Filestream Fingerprint Mode

Hi

I had a question regarding this new fingerprint mode with filestream. Introducing Filestream fingerprint mode | Elastic Blog

Does the file id created with fingerprint uses the filename as well as the content of the file? I am asking because what happens if you have two log files with the same content and two different filename? Or even same name but different path location? In these scenarios would the file id be the same?

Thank you,
Kris

It appears if two files have the same content but different filename fingerprint views them as the same. This is not ideal.

2024-02-13T20:56:24.39360761Z stderr F {"log.level":"warn","@timestamp":"2024-02-13T20:56:24.393Z","log.logger":"scanner","log.origin":{"file.name":"filestream/fswatch.go","file.line":394},"message":"\"/var/log/kristine2.log\" points to an already known ingest target \"/var/log/kristine1.log\" [0e42b7661026c2eb37c8597817e38366eef19794fb5bb60e143823c800658fb9==0e42b7661026c2eb37c8597817e38366eef19794fb5bb60e143823c800658fb9]. Skipping","service.name":"filebeat","ecs.version":"1.6.0"}

This is how the fingerprint works, it will use the content of the file to create a fingerprint, per default it will use the first 1024 bytes to create a fingerprint, the filename doesn't matter.

Yes but its not ideal, a most robust unique id would be to incorporate the filename as well as the content

mon-filebeat-r9fsc_monitor_filebeat-11c2cc496c0fe4da30ea8c5fde2cb75f884f7fe4184a95f53c201daf5f598951.log:2024-02-14T15:34:54.395762533Z stderr F {"log.level":"warn","@timestamp":"2024-02-14T15:34:54.395Z","log.logger":"scanner","log.origin":{"file.name":"filestream/fswatch.go","file.line":394},"message":"\"/var/log/keystone/keystone-all.log\" points to an already known ingest target \"/var/log/fm-api.log\" [5083cc1d5cdadaffbb4fa891b7969805cce5d57dcdab7ceb53bae8a54e0e8323==5083cc1d5cdadaffbb4fa891b7969805cce5d57dcdab7ceb53bae8a54e0e8323]. Skipping","service.name":"filebeat","ecs.version":"1.6.0"}
mon-filebeat-r9fsc_monitor_filebeat-11c2cc496c0fe4da30ea8c5fde2cb75f884f7fe4184a95f53c201daf5f598951.log:2024-02-14T15:34:54.398734982Z stderr F {"log.level":"warn","@timestamp":"2024-02-14T15:34:54.398Z","log.logger":"scanner","log.origin":{"file.name":"filestream/fswatch.go","file.line":394},"message":"\"/var/log/puppet/latest/puppet.log\" points to an already known ingest target \"/var/log/puppet/2024-02-13-15-44-07_aio/puppet.log\" [567235a799bc177d494ae0c8b153b9b5fdbf011ca9b1aaf50041db8b499d0015==567235a799bc177d494ae0c8b153b9b5fdbf011ca9b1aaf50041db8b499d0015]. Skipping","service.name":"filebeat","ecs.version":"1.6.0"}

Unfortunately this is not possible, and this also would lead to some issues.

For example, how you deal when the file is rotated?
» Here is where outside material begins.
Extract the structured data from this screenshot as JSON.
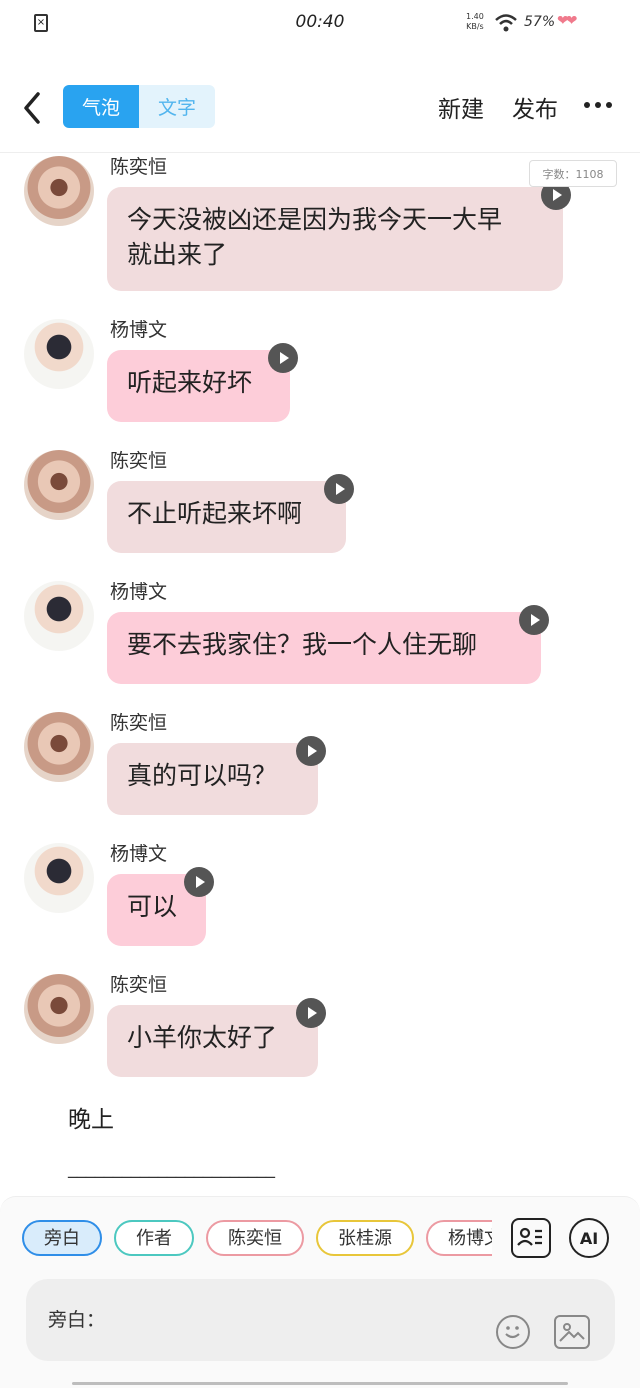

You are using fingerprint with the filename, but if the file is rotated, the filename will change, and it will be interpreted as a new file.

Each method has pros and cons, you may use one of the other methods to track the file if the fingerprint does not work for your use case or open a feature request to see if this is implemented.

This topic was automatically closed 28 days after the last reply. New replies are no longer allowed.